By Matt Reese
The Ohio AgriBusiness Association Industry Conference always features a diverse and interesting program and this year is certainly no exception. Thursday’s topics included an overview of the state’s livestock industries, a look at global grain markets, and regulations, just to name a few. Among the more popular presentations was the topic of striving for high corn yields with Fred Below from the University of Illinois.
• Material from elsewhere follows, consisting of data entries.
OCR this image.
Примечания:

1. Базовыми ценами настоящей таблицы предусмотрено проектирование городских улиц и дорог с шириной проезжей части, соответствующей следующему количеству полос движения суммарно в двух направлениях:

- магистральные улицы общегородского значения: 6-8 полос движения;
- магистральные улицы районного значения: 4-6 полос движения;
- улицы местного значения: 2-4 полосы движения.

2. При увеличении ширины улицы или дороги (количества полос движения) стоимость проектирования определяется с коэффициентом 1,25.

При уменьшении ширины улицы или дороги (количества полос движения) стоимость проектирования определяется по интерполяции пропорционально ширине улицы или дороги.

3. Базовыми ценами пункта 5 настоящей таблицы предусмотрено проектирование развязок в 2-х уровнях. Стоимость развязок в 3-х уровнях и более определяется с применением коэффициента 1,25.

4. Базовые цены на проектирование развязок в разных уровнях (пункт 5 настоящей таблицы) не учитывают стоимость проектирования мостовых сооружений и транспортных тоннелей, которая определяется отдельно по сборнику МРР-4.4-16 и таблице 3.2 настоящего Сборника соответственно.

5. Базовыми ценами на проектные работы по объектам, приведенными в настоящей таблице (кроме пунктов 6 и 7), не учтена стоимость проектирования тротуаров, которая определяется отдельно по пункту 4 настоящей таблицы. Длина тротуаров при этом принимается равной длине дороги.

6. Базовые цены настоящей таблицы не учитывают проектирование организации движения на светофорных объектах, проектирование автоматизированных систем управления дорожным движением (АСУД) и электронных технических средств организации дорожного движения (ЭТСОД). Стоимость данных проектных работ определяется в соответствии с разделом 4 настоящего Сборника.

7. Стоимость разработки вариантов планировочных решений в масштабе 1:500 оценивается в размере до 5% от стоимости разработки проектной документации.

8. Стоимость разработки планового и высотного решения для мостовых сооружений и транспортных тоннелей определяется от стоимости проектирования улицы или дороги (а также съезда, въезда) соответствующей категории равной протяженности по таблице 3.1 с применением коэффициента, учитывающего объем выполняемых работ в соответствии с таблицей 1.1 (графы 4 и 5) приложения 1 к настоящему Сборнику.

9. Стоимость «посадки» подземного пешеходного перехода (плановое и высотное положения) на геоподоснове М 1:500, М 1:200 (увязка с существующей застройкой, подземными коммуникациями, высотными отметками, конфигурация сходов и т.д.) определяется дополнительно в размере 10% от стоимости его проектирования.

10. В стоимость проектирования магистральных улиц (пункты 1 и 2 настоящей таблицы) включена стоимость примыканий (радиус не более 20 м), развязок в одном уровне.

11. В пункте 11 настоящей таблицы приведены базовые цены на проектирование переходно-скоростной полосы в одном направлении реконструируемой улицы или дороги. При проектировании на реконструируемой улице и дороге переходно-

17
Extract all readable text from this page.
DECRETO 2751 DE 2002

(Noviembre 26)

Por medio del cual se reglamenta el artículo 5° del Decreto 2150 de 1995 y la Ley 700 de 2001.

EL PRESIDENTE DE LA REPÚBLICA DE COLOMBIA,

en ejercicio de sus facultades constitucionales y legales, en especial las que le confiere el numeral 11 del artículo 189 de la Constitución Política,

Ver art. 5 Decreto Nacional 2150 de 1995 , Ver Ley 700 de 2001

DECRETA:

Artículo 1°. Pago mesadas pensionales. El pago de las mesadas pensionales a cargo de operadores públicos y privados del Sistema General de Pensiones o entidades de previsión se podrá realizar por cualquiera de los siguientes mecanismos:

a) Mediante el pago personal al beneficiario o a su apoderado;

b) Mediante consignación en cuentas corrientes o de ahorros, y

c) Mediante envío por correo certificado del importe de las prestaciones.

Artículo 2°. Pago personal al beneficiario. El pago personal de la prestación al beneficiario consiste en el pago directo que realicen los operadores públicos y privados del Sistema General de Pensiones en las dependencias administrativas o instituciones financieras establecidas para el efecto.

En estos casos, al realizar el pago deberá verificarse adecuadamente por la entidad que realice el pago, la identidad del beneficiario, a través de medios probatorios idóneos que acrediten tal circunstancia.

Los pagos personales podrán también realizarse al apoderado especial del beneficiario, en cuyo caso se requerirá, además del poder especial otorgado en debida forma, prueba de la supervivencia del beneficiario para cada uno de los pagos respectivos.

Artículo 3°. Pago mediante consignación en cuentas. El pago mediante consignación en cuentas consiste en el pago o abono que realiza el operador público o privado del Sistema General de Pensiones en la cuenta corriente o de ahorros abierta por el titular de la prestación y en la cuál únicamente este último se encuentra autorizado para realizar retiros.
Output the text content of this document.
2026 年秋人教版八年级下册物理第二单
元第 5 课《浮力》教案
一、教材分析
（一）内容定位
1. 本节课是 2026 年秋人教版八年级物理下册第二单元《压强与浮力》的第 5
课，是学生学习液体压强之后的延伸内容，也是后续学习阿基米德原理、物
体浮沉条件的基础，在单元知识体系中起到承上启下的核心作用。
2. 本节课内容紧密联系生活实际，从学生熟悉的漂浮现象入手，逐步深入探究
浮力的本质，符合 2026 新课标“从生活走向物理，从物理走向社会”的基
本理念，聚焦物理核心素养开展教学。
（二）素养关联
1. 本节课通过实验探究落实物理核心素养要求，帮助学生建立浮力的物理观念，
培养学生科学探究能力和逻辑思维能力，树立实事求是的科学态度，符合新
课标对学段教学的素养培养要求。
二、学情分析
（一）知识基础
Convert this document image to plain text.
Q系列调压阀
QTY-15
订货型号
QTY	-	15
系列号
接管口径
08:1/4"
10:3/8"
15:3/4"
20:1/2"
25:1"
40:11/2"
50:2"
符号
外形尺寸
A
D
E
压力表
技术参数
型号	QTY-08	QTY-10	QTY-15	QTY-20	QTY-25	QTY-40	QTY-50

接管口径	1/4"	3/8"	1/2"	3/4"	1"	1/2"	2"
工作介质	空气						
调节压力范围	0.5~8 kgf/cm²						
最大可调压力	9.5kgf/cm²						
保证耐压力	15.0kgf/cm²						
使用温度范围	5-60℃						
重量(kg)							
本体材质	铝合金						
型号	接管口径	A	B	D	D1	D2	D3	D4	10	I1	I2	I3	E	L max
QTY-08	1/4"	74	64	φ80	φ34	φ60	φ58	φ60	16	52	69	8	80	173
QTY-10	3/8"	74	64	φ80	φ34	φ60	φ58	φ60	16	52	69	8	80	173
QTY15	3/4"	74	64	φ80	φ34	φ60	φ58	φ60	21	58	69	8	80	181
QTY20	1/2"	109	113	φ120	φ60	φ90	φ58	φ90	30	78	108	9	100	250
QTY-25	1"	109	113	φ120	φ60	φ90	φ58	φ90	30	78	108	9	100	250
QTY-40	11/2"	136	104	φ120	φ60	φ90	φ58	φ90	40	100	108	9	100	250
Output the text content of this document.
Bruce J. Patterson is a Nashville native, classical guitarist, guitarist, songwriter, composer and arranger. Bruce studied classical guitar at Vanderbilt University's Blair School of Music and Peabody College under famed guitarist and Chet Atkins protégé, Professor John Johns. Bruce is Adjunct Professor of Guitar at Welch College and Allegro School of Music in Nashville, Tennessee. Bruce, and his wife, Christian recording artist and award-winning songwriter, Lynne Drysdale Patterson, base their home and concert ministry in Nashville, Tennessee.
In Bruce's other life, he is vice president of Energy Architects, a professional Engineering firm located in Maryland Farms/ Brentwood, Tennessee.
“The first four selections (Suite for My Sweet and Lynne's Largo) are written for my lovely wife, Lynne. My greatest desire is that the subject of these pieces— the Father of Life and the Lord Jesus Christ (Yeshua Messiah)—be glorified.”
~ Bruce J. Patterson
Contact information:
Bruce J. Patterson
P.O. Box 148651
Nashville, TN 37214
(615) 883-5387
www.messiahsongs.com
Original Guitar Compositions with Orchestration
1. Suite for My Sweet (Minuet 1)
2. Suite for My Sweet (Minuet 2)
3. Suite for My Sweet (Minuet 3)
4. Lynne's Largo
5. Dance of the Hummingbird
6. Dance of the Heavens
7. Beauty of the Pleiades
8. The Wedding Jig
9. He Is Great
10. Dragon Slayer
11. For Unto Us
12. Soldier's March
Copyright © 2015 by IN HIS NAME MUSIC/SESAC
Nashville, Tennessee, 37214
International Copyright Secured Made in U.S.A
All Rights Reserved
“I talked about my seven wonders of the corn yield world. These are the management factors that each impact yield. This is not rocket science. I talked about how important weather is and how weather interacts with nitrogen, about getting the hybrid selection right, managing the rotation, and plant population. The plant population is a big factor that has changed and has to change in order to grow higher yields — narrower rows and more plants. Finally I try to put it together in a systems approach. When you combine management factors they do work together as a team to increase yields,” Below said. “We try to determine the value of each player. I summarized our research over 6 years and we see a common theme. The factors that play the largest role are fertility, narrow-row spacing and plant population. It is all about feeding and managing more plants.”
Below said in a favorable year, weather and nitrogen combine to contribute more than 50% of total yield. On average, he has found the maximum response to nitrogen over an unfertilized check plot treatment is approximately 70 bushels per acre.
As other management improvements are made, Below said the plant population must increase as well to achieve higher yields. This requires more management, however, and depends heavily upon weather conditions for success.
Below also pointed out other factors that can be implemented on farms with a typically big bang for the buck.
“One of the things growers could do alone is use fungicide. Some years fungicides have a huge increase in yield,” he said. “We often see the fullest relative maturity for the region gives us the highest yield, especially if they plant early. This is an easy thing to try and it doesn’t cost more.”
Stepping up management can have a particularly significant impact in more challenging soil types.
“I want to point out that if your soil is more challenging then you have to be a better farmer. Ohio’s farmers are probably better farmers because they have to manage the crops based on the soils they have,” Below said. “Their opportunity to increase yields on a relative basis is actually going to be greater than what we have in Illinois with our soil types.”